The Life of Japan

How Japan Became What It Is Nowadays


M83 - I Need You (Divergent Soundtrack)

In 1603 a Tokugawa shogunate brought in a long period of isolation from foreign influences to keep its power, that policy lasted for 250 years. In 1854 Japan opened up its ports and they started to modernize and industrialize. During the late 19th and early 20th centuries Japan became a regional power and was able to defeat China and Russia's forces. In 1937 Japan launched a full-scale invasion of China. A couple years later in 1941 Japan attacked the US causing Americas entry in World War II. Soon after that they occupied a lot of East and Southern East Asia. After they got defeated in World War II they recovered to become an economic power.

Shintoism (Shinto)

Shintoism or "the way of gods" has no official influence in Japan. Shintoism is Japan's religion, created by the people, for the people (see what i did there?). The name shinto comes from 2 Chinese words. SHIN meaning good spirits, and TAO meaning the way. The spirits are known as kami and a westerner would translate that as God. Except kami and God are not the same. Shintoism is based on a man's response to his natural and human surroundings.

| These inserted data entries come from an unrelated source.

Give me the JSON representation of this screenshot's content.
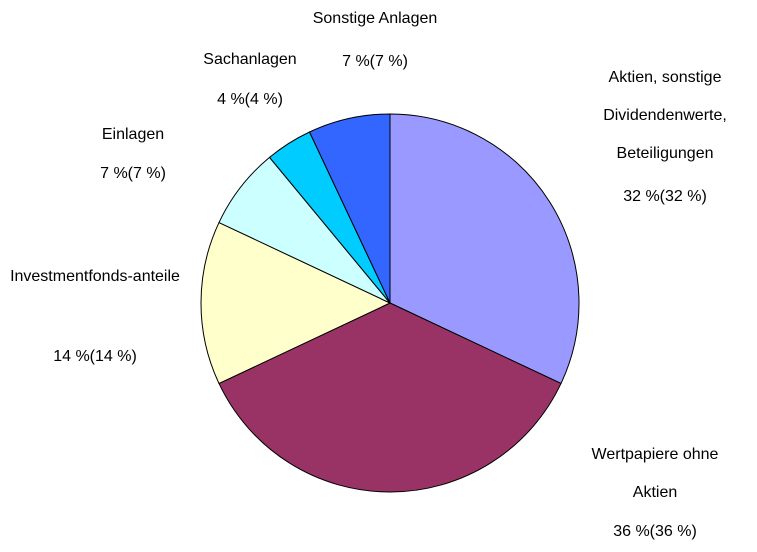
{
  "chart_data": {
    "type": "pie",
    "categories": [
      "Aktien, sonstige Dividendenwerte, Beteiligungen",
      "Wertpapiere ohne Aktien",
      "Investmentfonds-anteile",
      "Einlagen",
      "Sachanlagen",
      "Sonstige Anlagen"
    ],
    "values": [
      32,
      36,
      14,
      7,
      4,
      7
    ],
    "value_labels": [
      "32 %(32 %)",
      "36 %(36 %)",
      "14 %(14 %)",
      "7 %(7 %)",
      "4 %(4 %)",
      "7 %(7 %)"
    ],
    "colors": [
      "#9999ff",
      "#993366",
      "#ffffcc",
      "#ccffff",
      "#00ccff",
      "#3366ff"
    ]
  }
}
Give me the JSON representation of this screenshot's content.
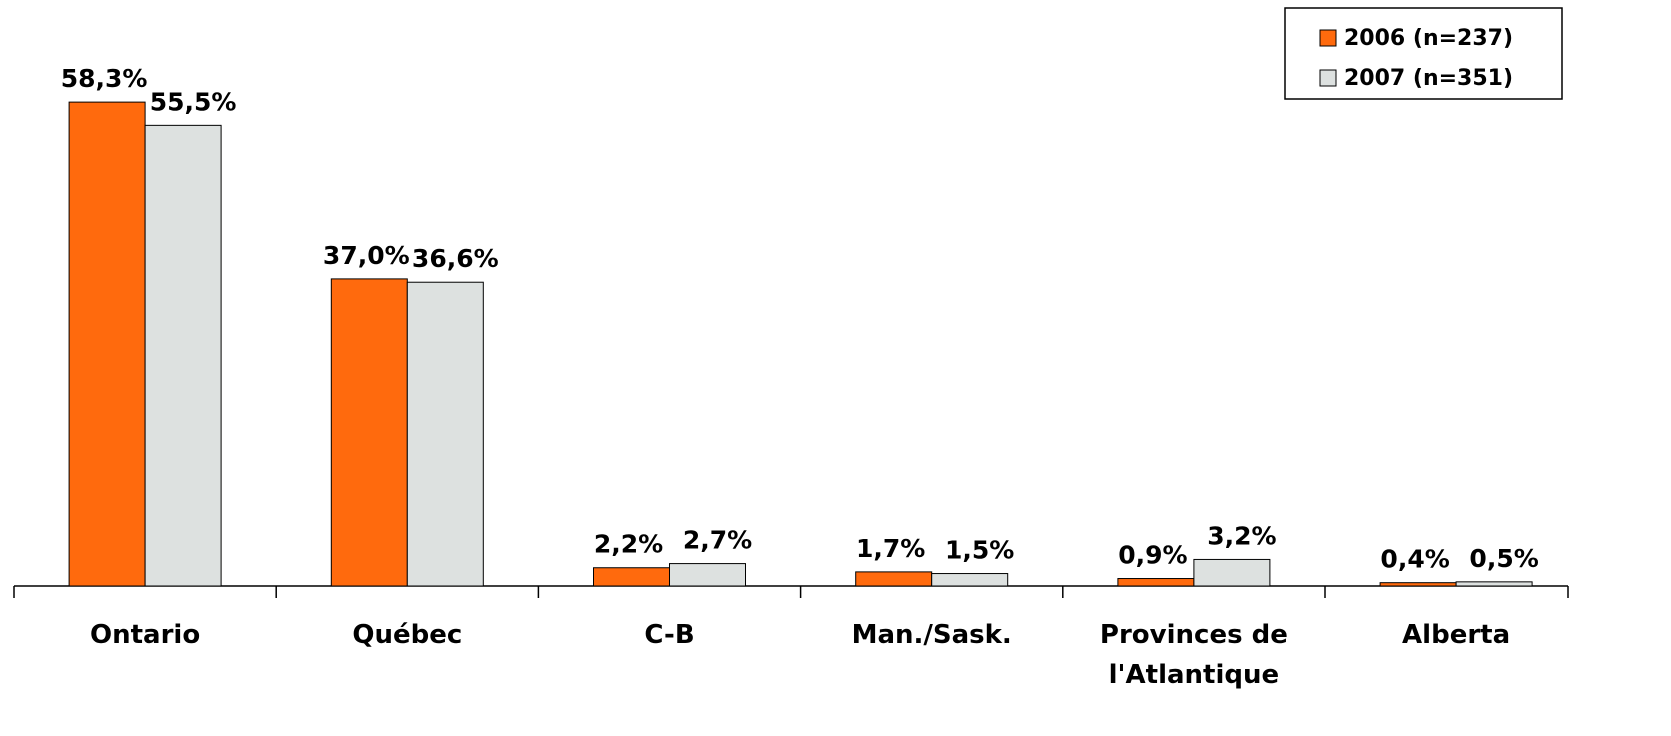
{
  "chart_data": {
    "type": "bar",
    "categories": [
      "Ontario",
      "Québec",
      "C-B",
      "Man./Sask.",
      "Provinces de\nl'Atlantique",
      "Alberta"
    ],
    "series": [
      {
        "name": "2006 (n=237)",
        "color": "#ff6a0d",
        "values": [
          58.3,
          37.0,
          2.2,
          1.7,
          0.9,
          0.4
        ],
        "value_labels": [
          "58,3%",
          "37,0%",
          "2,2%",
          "1,7%",
          "0,9%",
          "0,4%"
        ]
      },
      {
        "name": "2007 (n=351)",
        "color": "#dde1e0",
        "values": [
          55.5,
          36.6,
          2.7,
          1.5,
          3.2,
          0.5
        ],
        "value_labels": [
          "55,5%",
          "36,6%",
          "2,7%",
          "1,5%",
          "3,2%",
          "0,5%"
        ]
      }
    ],
    "legend": "top-right"
  }
}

The Japanese have developed a feudalism system that was incredibly similar to the European system.

The shogun (similar to the king) ruled the country through the daimyo (like the nobles), the nobles were the head of the samurai warriors (such as knights). The peasant farmed land in exchange for protection. The samurai operated under a code of conduct known as bushido(chivalry). Society was organized under a very rigid class system with no social mobility what so ever. Even though the Tokugawa shoguns maintained an isolation policy, some cultural influences from China migrated down to Japan.
It a recurring saluter of dolphins in Japan at the Taiji Cove due to their "tradition".
Japan Is currently trying to get back its Antarctic Whaling program by reducing catch quotas after the highest UN court ordered a halt rejecting Tokyo's argument that it was for scientific reasons and not mainly for human consumption.